Shortly into the first day of the last new year, I wrote on social media that “We’re twelve minutes into 2025 here in Canberra as I write this. Nothing major to report so far.”

Being eleven hours ahead of home here in the Australian capital, I was struck by the bizarreness of it all. The new year had begun for me while friends and family at home were readying themselves for lunch or the New Year’s Eve plans they’d made for the evening to come. I was in 2025, getting ‘Happy New Year!’ messages from my brother in Limerick, who was still somehow living in the year before, waiting on his own midnight.

Naturally, the internet being what it is, some guy waited the mere minutes it would inevitably take before something major did happen somewhere, and then drily replied to my post: “This didn’t age well.”

I had of course written the note in the firm belief nothing bad was ever going to happen again anywhere on earth. It was not merely a banal little joke about how living in Australia is not actually the same as living in the future, even though it can sometimes feel like it.

It would be fun if it were the future, though I think Australian people would make reluctant oracles. They’re a bit too focused on a healthy life outside work to spare time to report to the northern hemisphere on upcoming natural disasters, or the results of rugby matches.

One of the most confusing and interesting aspects of living in Australia is the time difference that separates you from home.
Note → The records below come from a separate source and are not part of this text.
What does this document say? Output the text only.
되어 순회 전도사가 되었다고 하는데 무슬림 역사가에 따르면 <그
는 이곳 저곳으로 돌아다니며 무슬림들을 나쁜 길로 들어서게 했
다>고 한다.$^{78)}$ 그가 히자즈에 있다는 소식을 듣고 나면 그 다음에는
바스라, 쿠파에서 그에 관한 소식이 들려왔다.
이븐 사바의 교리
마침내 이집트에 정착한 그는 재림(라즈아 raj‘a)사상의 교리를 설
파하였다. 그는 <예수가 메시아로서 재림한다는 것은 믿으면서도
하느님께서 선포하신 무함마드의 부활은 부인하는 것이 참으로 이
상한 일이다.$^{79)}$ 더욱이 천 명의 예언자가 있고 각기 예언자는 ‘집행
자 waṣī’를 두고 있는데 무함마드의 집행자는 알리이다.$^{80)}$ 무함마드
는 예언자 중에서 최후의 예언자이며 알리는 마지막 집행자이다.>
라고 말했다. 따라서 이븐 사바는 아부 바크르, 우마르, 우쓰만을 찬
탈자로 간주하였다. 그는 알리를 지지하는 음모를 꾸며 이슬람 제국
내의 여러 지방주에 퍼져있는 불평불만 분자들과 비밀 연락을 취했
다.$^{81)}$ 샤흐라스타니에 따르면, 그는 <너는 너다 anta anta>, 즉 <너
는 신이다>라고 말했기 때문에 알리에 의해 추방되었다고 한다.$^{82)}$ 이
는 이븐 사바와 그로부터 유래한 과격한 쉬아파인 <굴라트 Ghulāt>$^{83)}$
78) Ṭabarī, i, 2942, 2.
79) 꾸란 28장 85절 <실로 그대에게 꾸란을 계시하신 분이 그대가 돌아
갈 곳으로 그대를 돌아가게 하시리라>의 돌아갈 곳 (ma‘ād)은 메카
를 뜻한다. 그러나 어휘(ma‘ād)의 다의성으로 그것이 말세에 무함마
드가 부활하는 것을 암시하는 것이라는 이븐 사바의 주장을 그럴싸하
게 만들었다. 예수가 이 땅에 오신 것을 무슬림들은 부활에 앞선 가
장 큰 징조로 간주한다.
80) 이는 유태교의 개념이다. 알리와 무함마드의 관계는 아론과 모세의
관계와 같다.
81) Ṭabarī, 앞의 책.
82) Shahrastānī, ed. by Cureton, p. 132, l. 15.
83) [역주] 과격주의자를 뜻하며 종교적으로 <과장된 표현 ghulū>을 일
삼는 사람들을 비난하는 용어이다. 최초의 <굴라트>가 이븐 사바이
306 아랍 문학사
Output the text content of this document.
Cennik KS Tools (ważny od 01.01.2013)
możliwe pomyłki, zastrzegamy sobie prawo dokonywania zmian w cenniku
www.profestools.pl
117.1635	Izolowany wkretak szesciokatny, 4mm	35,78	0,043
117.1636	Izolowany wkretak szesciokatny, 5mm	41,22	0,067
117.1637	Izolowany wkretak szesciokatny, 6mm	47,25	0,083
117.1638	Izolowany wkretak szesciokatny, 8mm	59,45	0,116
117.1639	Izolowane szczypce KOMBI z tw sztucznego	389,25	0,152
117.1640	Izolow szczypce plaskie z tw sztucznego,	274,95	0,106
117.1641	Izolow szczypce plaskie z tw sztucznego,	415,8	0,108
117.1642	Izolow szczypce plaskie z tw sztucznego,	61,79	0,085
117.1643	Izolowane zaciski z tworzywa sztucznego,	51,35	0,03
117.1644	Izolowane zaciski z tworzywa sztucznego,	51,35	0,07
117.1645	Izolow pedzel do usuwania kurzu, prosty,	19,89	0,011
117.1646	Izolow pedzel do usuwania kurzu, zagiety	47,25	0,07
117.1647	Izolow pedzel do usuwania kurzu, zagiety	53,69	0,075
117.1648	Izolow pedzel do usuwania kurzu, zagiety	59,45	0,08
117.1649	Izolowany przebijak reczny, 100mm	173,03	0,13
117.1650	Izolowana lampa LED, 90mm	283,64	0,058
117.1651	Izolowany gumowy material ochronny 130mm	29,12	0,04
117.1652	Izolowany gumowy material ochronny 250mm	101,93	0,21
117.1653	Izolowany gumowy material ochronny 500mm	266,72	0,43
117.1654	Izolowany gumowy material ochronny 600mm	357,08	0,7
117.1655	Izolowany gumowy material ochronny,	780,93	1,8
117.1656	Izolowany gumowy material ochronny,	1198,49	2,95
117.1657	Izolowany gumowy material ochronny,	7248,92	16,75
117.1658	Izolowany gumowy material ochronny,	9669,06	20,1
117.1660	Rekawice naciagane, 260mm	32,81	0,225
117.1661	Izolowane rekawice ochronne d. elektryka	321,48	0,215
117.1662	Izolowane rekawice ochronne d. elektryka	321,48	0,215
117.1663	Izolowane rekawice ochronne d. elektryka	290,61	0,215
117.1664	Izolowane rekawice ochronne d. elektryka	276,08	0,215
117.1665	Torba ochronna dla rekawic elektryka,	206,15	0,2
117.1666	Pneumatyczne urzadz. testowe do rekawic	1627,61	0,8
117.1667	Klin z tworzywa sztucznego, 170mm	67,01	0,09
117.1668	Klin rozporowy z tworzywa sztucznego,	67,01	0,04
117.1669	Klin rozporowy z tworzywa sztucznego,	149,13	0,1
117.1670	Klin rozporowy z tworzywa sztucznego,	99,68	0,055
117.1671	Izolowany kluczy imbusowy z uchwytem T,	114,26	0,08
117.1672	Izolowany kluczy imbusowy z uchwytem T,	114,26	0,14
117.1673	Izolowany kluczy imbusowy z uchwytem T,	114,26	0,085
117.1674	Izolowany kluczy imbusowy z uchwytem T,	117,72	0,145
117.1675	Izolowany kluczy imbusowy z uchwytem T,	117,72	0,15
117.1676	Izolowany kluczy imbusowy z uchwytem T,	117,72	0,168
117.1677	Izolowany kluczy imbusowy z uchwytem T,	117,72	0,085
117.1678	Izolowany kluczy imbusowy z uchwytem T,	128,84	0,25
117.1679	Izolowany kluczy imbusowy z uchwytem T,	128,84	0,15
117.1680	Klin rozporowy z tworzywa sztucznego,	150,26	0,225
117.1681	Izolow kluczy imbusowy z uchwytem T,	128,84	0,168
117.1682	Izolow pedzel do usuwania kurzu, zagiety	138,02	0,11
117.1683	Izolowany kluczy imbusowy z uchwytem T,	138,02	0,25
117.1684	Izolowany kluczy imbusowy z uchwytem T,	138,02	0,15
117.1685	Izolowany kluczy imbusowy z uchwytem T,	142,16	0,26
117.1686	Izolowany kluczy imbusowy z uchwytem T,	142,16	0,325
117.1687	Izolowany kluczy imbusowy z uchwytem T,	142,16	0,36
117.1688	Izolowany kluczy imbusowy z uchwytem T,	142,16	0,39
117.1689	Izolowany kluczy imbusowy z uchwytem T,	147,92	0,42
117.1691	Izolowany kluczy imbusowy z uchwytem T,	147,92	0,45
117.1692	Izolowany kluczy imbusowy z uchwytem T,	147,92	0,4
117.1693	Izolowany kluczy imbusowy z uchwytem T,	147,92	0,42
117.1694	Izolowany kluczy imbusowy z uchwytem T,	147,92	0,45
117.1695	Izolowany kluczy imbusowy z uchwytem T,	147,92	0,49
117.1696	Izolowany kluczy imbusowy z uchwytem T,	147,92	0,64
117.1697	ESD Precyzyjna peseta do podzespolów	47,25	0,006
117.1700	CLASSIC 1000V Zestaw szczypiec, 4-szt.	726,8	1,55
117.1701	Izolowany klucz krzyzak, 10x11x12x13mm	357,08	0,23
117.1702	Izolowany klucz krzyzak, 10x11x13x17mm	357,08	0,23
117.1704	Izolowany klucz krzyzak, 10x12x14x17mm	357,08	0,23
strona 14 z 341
It generates a distance far beyond the merely temporal. It’s a sort of border – every morning I wake up and my friends and family in the other hemisphere are experiencing a yesterday that is untouchable to me.

I listened to a voice note from a friend in San Francisco early this morning as I walked to the bus stop in the shadowy balminess of an early summer morning. He opened it with greetings “from yesterday afternoon. We’re nineteen hours behind you I think!”

Everything is out of sync. Because I spent most of my life in Ireland, this time of year brings expectations that seem to live unconsciously inside my body. Meanwhile, Australia is having none of it. Some clock in my guts is attuned to nature slowing down into the brumal pace of the colder months just as the Australian landscape splits into a white-eyed summer.

New Year's Eve fireworks light up the sky over the Harbour Bridge during the fireworks display in Sydney on January 1st, 2023. Photograph: Muhammad Fardoq/AFP via GettyNew Year’s Eve fireworks light up the sky over the Harbour Bridge during the fireworks display in Sydney on January 1st, 2023. Photograph: Muhammad Fardoq/AFP via Getty

Lush roadside shrubs shriek with the menacing music of unseen winged and leggy insects. The heat pushes you back like a resistant current as you take a walk. The power of the sun is unlike anything I’d experienced before I came here. To go outside unprotected would be insanity – you can feel it burning bare skin almost instantaneously.

You simply can’t see without sunglasses and all the while, your squinting, watery Irish eyes and your tender, burning Irish back belong to body that somehow still seeks the gloom of a recognisably Hibernian winter. The lurk of skeletal trees. A wet, icy silence you can think in.

The magic of nature wintering over and playing dead as you wait for its miraculous resurrection in the spring, pacified in the meantime by the bodily comforts and softly lit insularity of the festive season. Sitting warmly somewhere, indulging in nostalgia, and putting Baileys into everything.

And all of it as you consider, not for the first year, whether going no contact with your mother is a mental health necessity or whether you’re acting like an intolerant adolescent because you’re back in your old room, playing an old part. This is what time does. The reality and the illusion of it. It places us in conflict with other versions of ourselves.

When you are in Australia, everything in Ireland happens in another time. The seasons. The events that mark the year. No moment in the lives of those you care about at home occurs in real time for you. You’ve always missed it.

This week, I woke up to a message sharing the news that somebody near to me had died while I was sleeping. When I made the decision to move to Australia, I did so knowing this would inevitably happen eventually. I thought about what it would mean, and how it might feel.

The Irish day conducts itself while I sleep, and I inevitably awake to updates from home. Videos of my niece and nephews practising reading or doing something funny. Thoughts from friends on what they are currently watching, reading or engaged in.

News from people’s lives. And now, texts about who has died. Reading them is like watching the ripples of this news pass through every person it closely touches, and each message is a tiny window into an event that I feel very far away from here at the end of the year in a parallel universe

There is a lag to everything at this great distance, and it forces you to experience everything outside of time, or in retrospect. Emigration stretches you across geographies as well as time.

I have spent the last few days with a mind in Ireland and a body in Australia, considering the year just passed and the one to come. When the clock hits midnight on New Year’s Eve, I’ll once again be a year ahead for a few sparse hours, with a foot in two countries and two time zones. All the way over here, midnight comes twice.